萧成熙咬牙切齿,眉头拧结,冷冷地说:“前方有工部尚书李祥福坐镇。卿家还是缓几日,待朕斟酌。”
谢晚晴知晓萧成熙并不是在怜香惜玉,经过昨晚一事,他已然不再犹豫。如今两个人真是站在对立面上。
他只是在等待最适合的时机罢了。
谢晚晴看看御座之上的萧成熙,冷峻的面庞,拧紧的眉头,依旧是威严的天子,身形却越发孤独。再不是尚书府后院墙头那个美丽的少年,有日光般纯净的笑容。
“多谢皇上,这是臣上的治水方略。”谢晚晴将一卷奏折呈上,这是上次听闻工部侍郎进行疏浚工作时,就拟好的。
萧成熙眉头拧得更紧,捏着那一本奏折,瞟了谢晚晴一眼,冷言赞赏:“爱卿真是费心了。”说着,将那奏折紧紧捏在手里,对着众人一挥手,道:“退朝。

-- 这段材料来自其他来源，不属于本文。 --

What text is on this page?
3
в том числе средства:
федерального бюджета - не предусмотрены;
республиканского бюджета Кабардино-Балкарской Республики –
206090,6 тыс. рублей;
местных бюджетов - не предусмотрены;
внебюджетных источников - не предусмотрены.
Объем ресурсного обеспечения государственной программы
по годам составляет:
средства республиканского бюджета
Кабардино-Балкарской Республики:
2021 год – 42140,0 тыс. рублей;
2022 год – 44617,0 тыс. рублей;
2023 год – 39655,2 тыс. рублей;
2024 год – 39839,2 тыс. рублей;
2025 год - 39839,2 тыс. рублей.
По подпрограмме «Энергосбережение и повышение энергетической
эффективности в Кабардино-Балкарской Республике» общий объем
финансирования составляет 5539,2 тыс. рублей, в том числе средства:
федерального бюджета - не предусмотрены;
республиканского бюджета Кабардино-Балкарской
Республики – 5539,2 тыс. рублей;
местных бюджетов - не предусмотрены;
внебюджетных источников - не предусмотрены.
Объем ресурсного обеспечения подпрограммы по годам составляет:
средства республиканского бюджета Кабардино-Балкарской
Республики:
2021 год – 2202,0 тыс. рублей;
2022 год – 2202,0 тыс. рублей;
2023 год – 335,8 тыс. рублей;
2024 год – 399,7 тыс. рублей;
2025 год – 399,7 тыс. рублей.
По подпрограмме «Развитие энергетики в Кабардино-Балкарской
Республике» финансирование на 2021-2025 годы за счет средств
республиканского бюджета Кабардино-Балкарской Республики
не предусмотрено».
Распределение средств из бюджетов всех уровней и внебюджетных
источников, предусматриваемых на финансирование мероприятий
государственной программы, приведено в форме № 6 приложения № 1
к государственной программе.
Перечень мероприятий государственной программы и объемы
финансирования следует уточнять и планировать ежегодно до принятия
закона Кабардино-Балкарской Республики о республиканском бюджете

”然后不管众人反应,一挥手离开了。
谢晚晴这才从容直起身子,看了看众大臣,就要走出去。方正平却是喊道:“娘娘,且留步。”
“何事,方大人?”谢晚晴转身,面如长天秋色,波澜不惊。
方正平一脸担忧,道:“娘娘为何要去锦河治水?”
“自然是为朝廷办事,为百姓安危着想。本宫自认能担此任。”她回答得滴水不漏,扫了一眼方正平。

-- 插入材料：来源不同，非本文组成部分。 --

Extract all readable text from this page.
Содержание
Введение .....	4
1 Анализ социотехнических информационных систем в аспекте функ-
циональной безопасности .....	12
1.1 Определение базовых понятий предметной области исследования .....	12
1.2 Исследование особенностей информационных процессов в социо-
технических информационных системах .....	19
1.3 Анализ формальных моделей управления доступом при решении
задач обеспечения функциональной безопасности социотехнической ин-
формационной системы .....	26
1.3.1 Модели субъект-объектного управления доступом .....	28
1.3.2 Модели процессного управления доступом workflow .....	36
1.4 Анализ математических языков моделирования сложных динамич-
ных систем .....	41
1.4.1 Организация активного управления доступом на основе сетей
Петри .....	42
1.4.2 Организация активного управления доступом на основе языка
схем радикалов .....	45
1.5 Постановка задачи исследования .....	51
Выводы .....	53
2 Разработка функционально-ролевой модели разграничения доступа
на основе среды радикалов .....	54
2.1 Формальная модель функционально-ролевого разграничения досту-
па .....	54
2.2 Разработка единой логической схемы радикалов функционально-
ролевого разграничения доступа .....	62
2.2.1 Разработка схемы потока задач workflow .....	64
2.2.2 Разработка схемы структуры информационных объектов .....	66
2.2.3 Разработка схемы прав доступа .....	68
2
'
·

方正平却是立马低下头,小声建议:“娘娘,这治水不单单是治水,娘娘一去,非同小可。”
“多谢大人,本宫自然知晓。然而,前方紧急,百姓人心涣散,大人亦知着这最是危险。然皇上一国之君,不可轻易涉险,本宫自然是最适合的人选。”谢晚晴缓缓地说,很是小声。
满朝文武听闻却是倏然下跪,皆不言语。
“众位这是作甚?行这般礼,可是陷本宫于不义。”谢晚晴说。这历朝历代,百官跪天跪地跪父母,跪神跪佛跪帝王,却从来不会跪后妃。
“娘娘此举,义薄云天,令臣等佩服。”发话的是御史大夫,这是着名的老油条,有靠着韩家的嫌疑,当然巴不得谢晚晴去治水,从而死在外面,那后宫就真的只是韩青洛独大。
谢晚晴也不想与这些人说破,只是略微一笑,道:“陛下如今没有同意。还得麻烦各位为本宫治水之事,劝说一番。”
众人皆称“是”,唯独方正平一脸凝重,上前一步,道:“娘娘,可否借一步说话?”